Its technical ingeniousness and historical significance are often overlooked, so it's nice to see the humble bicycle get some well-deserved attention in Evalyn Parry's stylish show Spin, seeing its Winnipeg premiere after wheeling through other North American cities to critical acclaim over the last four years.

The pity is that it doesn't get a deeper treatment than Spin offers up, as it whizzes by intriguing notions with a bit of a blur.

Evalyn Parry in Spin

Evalyn Parry uses music, spoken word and storytelling to explore the connection between the bicycle and the emancipation of women in her play Spin. (Jeremy Mimnagh)

Though Spin is primarily an 80-minute solo show, Parry is accompanied by a fine trio of string players (cellist Kevin Fox, violist Angela Rudden and violinist Kathleen Kajioka) and percussionist Brad Hart, who plays the bicycle.

Not that he portrays a bicycle — rather, he skillfully taps, bangs and plucks a cleverly microphoned bicycle as a percussive instrument, backing Parry up as she moves through a series of songs, stories and spoken word poems about the history of the bicycle and the role it played in the emancipation of women.

That's a fascinating idea — and I have to confess I'd never honestly considered the part the bicycle might have played in liberating women from the confines of their homes, restrictive skirts, and relying on men to take them where they needed to go.

Embodying that idea in Spin is the story of Annie Londonderry, who in 1895 became the first woman to cycle solo around the world. Along the way, she also became a talented self-promoter and entrepreneur, selling sponsorships, speaking engagements, photo ops and pins to anyone willing to buy into the story of a woman on a remarkable quest.

It's a fascinating tale, but like many of the promising ideas in Spin, told too thinly through song and narrative. Do we get much of a sense of who Annie Londonderry was, or why she set off on her incredible journey? No, not really — Parry raises more questions than she answers about Londonderry, leaving me with a distinct sense of "tell me more."

Spin Annie

The story of Annie Londonderry, the first woman to ride around the world on a bicycle, is the highlight of Spin. (Suzanne Roberts)

Parry takes on other characters too, from the stuffy doctor who warns a woman may "rattle the fertility right out of her womb" by riding a bicycle, to suffragist Frances Willard, who wrote, "She who succeeds in gaining mastery of the bicycle will gain the mastery of life."

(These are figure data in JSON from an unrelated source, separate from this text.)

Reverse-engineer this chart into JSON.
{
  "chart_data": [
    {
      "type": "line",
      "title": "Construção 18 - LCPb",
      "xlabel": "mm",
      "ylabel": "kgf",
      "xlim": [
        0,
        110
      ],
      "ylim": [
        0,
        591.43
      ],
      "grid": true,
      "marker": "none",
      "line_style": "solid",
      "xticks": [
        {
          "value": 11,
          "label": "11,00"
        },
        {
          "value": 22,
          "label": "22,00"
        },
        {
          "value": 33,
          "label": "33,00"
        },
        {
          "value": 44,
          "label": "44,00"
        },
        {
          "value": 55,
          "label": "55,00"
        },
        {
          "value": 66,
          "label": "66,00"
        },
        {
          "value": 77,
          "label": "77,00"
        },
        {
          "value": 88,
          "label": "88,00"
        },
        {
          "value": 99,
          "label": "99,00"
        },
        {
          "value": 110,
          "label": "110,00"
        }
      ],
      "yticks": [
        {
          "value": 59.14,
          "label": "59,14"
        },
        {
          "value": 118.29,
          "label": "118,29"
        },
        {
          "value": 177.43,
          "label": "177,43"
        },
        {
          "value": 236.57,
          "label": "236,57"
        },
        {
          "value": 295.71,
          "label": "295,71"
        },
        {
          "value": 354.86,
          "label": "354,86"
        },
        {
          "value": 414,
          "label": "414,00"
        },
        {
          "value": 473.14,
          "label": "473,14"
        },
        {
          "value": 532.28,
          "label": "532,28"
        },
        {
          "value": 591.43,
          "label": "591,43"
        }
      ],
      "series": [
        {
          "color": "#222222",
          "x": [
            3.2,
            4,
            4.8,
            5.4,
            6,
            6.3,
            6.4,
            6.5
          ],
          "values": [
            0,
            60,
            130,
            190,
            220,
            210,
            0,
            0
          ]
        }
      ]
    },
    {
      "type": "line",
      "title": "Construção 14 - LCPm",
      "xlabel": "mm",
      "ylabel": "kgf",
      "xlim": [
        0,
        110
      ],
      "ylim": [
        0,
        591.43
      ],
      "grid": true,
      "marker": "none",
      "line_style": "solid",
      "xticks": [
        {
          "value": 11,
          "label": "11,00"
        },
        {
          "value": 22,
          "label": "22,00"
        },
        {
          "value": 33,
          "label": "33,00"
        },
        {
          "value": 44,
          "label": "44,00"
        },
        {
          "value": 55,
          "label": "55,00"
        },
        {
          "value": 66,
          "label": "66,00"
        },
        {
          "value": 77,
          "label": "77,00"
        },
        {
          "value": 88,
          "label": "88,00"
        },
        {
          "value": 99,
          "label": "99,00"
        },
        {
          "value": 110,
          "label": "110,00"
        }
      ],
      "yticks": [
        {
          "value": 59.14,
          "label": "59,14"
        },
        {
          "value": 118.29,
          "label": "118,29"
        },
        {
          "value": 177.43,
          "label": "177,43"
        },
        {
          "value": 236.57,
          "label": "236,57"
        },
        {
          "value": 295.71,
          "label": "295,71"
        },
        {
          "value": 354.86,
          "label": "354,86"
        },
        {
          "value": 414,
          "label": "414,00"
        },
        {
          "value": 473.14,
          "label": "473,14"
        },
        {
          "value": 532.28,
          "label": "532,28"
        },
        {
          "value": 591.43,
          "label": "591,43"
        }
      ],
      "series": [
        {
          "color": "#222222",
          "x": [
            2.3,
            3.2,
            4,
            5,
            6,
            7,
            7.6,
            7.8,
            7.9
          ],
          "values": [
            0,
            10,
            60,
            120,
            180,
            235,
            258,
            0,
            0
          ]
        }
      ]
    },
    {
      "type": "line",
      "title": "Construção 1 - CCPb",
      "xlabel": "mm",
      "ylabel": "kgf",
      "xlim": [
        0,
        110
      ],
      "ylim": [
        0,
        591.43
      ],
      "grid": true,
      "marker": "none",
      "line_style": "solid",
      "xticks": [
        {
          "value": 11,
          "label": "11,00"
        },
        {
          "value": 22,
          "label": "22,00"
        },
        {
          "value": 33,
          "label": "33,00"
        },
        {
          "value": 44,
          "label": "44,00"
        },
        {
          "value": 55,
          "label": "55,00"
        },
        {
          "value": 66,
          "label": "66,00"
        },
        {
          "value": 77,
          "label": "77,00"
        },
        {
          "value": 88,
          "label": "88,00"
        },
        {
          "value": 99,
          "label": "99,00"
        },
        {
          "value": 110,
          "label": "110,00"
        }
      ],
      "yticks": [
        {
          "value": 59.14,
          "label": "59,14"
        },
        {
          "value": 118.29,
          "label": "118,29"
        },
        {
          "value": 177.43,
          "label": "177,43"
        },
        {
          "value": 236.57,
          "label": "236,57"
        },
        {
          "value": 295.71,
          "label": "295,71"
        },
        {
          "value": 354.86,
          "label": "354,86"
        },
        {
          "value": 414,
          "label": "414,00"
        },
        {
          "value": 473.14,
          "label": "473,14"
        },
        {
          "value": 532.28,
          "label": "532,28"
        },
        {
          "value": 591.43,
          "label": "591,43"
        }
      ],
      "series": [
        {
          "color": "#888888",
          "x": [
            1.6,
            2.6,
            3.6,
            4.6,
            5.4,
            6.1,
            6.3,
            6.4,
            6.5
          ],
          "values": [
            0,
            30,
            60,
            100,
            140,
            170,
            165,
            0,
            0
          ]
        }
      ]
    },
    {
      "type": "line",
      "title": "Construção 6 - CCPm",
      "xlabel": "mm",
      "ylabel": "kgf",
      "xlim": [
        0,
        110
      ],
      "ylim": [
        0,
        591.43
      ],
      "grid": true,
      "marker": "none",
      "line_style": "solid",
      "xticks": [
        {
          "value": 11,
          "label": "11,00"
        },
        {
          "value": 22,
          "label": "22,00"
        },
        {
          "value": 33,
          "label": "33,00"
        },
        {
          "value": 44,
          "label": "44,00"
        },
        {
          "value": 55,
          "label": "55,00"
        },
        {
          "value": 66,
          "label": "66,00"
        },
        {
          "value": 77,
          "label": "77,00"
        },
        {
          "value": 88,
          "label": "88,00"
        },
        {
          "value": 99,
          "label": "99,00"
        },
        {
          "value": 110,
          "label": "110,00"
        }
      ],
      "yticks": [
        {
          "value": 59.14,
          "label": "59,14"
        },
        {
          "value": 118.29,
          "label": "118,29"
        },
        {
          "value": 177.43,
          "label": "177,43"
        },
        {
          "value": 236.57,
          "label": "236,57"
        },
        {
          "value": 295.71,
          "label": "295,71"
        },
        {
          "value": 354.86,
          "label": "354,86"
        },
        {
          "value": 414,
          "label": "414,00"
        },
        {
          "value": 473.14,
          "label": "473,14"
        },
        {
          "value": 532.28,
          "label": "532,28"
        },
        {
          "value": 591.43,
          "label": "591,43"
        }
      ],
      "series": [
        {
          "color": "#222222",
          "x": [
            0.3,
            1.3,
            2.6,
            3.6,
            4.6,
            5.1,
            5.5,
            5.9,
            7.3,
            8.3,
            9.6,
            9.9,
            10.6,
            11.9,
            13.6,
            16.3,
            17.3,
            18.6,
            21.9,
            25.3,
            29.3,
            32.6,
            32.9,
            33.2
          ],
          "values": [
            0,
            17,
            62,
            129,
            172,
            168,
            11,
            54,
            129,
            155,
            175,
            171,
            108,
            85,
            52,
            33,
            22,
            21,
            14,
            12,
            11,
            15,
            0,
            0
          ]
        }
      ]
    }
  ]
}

But the characters were played in a curiously subdued manner by Parry during her Wednesday preview performance, and zipped by us without ever making much of an impression. They do leave us with some thoughtful, but brief, meditations on the importance of the bike.

Parry also riffs a bit on the other meaning of "spin," taking glancing shots at advertising, marketing and political spin that don't offer much we haven't heard before.

At the same time, there's much to admire in the style of Spin, directed by Ruth Madoc-Jones and given impressive production design by Beth Kates. Kates' clever projections and animations give Parry's stories visual flair, and there's great fun in watching the ingenious way Hart plays a suspended bicycle as a musical instrument.

Parry's blending of multiple art forms, including music, poetry and biographical storytelling, is an interesting approach that offers a little something for everyone.

And she's a talented wordsmith — sentiments like "Without resistance, we'd never get anywhere" and "Your heart is the motor" may not be terribly profound, but in the context of a piece about the power of the bicycle, they do have resonance.

Spin begins with laudable ambition and is a stylistic success. But it ultimately spends too much time spinning its wheels to really take off.

Spin runs at Prairie Theatre Exchange until Jan. 31.